For instance, custody exchanges could prove to be combative and stressful. If you are struggling with high-conflict custody exchanges, there are some ways you can make them a little easier.

Keep it short and safe

There is no need to draw out exchanges. Not only can it be difficult for the parents, but it can also be painful for a child. Give your child time to say goodbye, but try to keep it brief.

You could also refrain from directly interacting with each other during exchanges if the situation allows. Such options could include staying in your car instead of going up to the other parent’s door, or scheduling exchanges to coincide with school drop-offs or pickups.

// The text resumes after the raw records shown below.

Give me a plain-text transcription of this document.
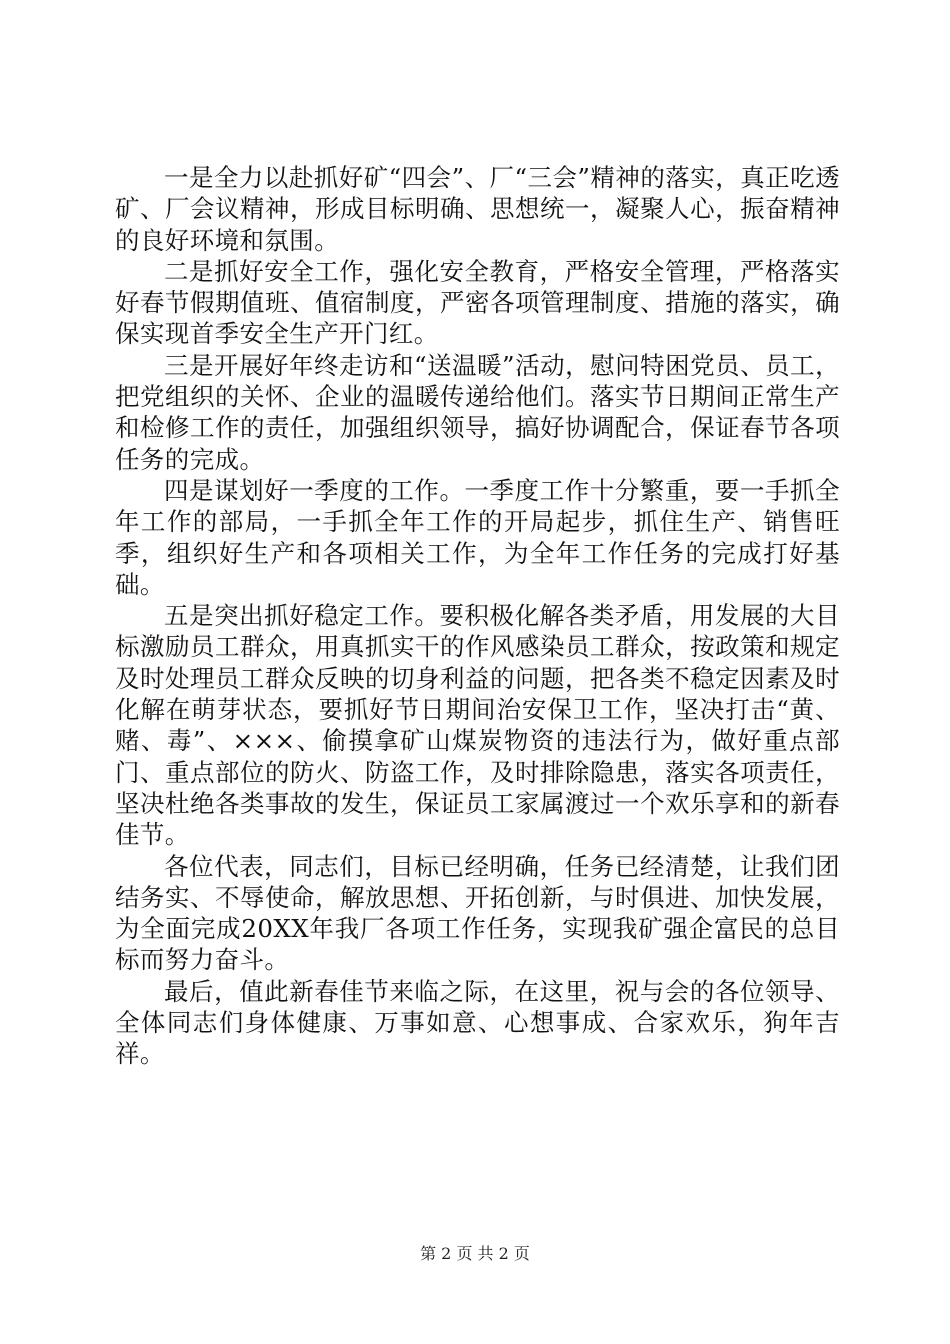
一是全力以赴抓好矿“四会”、厂“三会”精神的落实，真正吃透矿、厂会议精神，形成目标明确、思想统一，凝聚人心，振奋精神的良好环境和氛围。

二是抓好安全工作，强化安全教育，严格安全管理，严格落实好春节假期值班、值宿制度，严密各项管理制度、措施的落实，确保实现首季安全生产开门红。

三是开展好年终走访和“送温暖”活动，慰问特困党员、员工，把党组织的关怀、企业的温暖传递给他们。落实节日期间正常生产和检修工作的责任，加强组织领导，搞好协调配合，保证春节各项任务的完成。

四是谋划好一季度的工作。一季度工作十分繁重，要一手抓全年工作的部局，一手抓全年工作的开局起步，抓住生产、销售旺季，组织好生产和各项相关工作，为全年工作任务的完成打好基础。

五是突出抓好稳定工作。要积极化解各类矛盾，用发展的大目标激励员工群众，用真抓实干的作风感染员工群众，按政策和规定及时处理员工群众反映的切身利益的问题，把各类不稳定因素及时化解在萌芽状态，要抓好节日期间治安保卫工作，坚决打击“黄、赌、毒”、×××、偷摸拿矿山煤炭物资的违法行为，做好重点部门、重点部位的防火、防盗工作，及时排除隐患，落实各项责任，坚决杜绝各类事故的发生，保证员工家属渡过一个欢乐享和的新春佳节。

各位代表，同志们，目标已经明确，任务已经清楚，让我们团结务实、不辱使命，解放思想、开拓创新，与时俱进、加快发展，为全面完成20XX年我厂各项工作任务，实现我矿强企富民的总目标而努力奋斗。

最后，值此新春佳节来临之际，在这里，祝与会的各位领导、全体同志们身体健康、万事如意、心想事成、合家欢乐，狗年吉祥。

第 2 页 共 2 页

Focus on your child’s experience

As upsetting as custody exchanges can be for parents, they are especially distressing for a child who is still adjusting to dividing time with parents in the first place. Remember this and focus on your child’s safety and well-being during the custody exchange. Do your best to be respectful.

Further, showing respect for the other parent and “being the bigger person” can send a positive message to your child in terms of how to act in times of conflict.

Avoid triggers

If you wind up fighting every time you talk about parenting matters, do not discuss them at exchanges. Save these conversations for a time and place where your child is not around and consider putting such discussions in writing.

And if there are people or places that are painful or uncomfortable for one of you, steer clear of them during exchanges. For instance, don’t bring a new partner along just to hurt your ex. And if he or she still lives in the house you once shared, you can decide not to go inside.

While you cannot control the other parent’s actions, you can manage your role in difficult custody situations. Taking these steps can make sharing custody a little easier on you and your child.